By Ben Gilbert
Would you feel comfortable voting via iPhone?
Apple CEO Tim Cook suggested that concept in a new interview with The New York Times, published just days after Cook joined a growing coalition of business leaders who criticized a restrictive new Georgia voting law.
“I would dream of that, because I think that’s where we live,” Cook said when Swisher asked if the tech would be the answer to some modern voting issues, like fraud. “We do our banking on phones. We have our health data on phones. We have more information on a phone about us than is in our houses. And so why not?”

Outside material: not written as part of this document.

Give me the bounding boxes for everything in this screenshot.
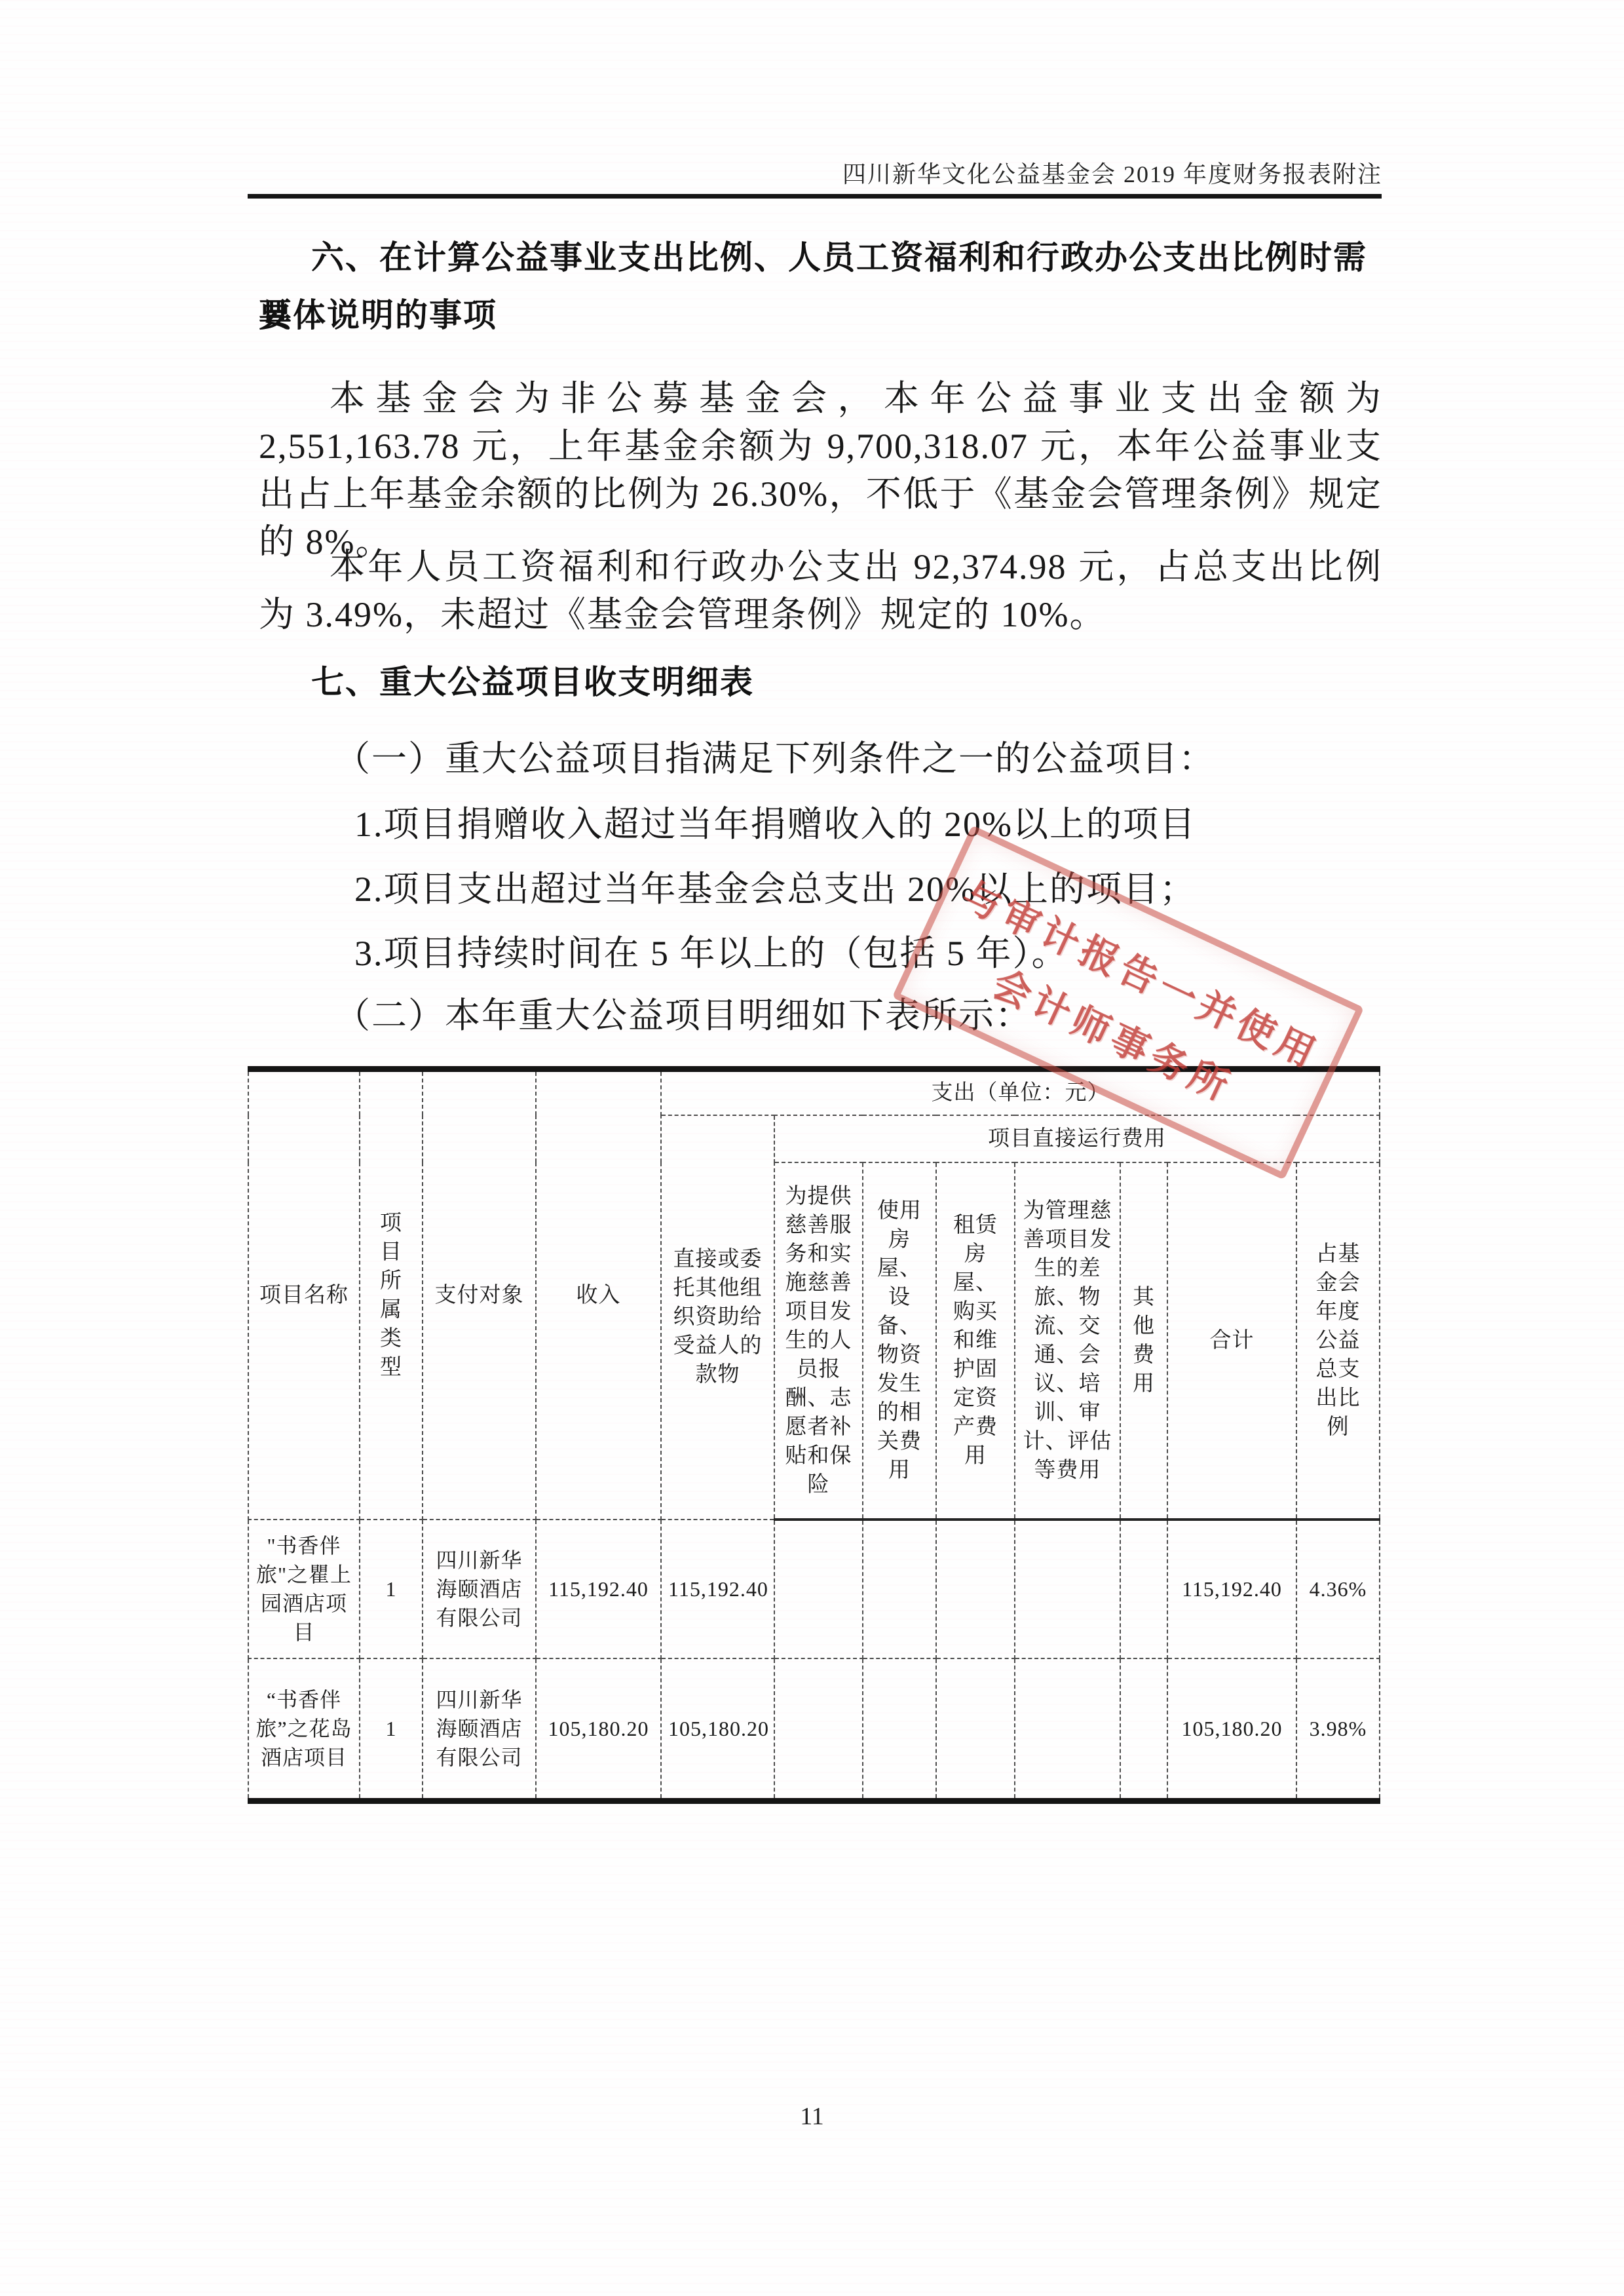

America’s voting systems are notoriously low-tech, which stands in glaring contrast to modern systems of banking, commerce, and healthcare.
“It’s pretty arcane,” Cook said of America’s voting apparatus. “I think we’re probably all having the wrong conversation on voting rights. We should be talking about using technology.”
Incorporating updated technology — like iPhones — in the voting process could expand the reach and accessibility of voting to more Americans, he argued.
Of the voting age population in the US, just shy of 67% voted in the 2020 presidential election — the highest percentage of any election in over 100 years.
“How can we make it so simple that our voting participation gets to 100? Or it gets really close to 100. Maybe we get in the 90s or something,” Cook said.
Though voting through smartphone could expand accessibility for some voters, cybersecurity experts speaking to CBS News last November listed a number of ways it could also disenfranchise other voters: Security issues, the cost of iPhones, internet access, and voter identification were all among the main issues cited.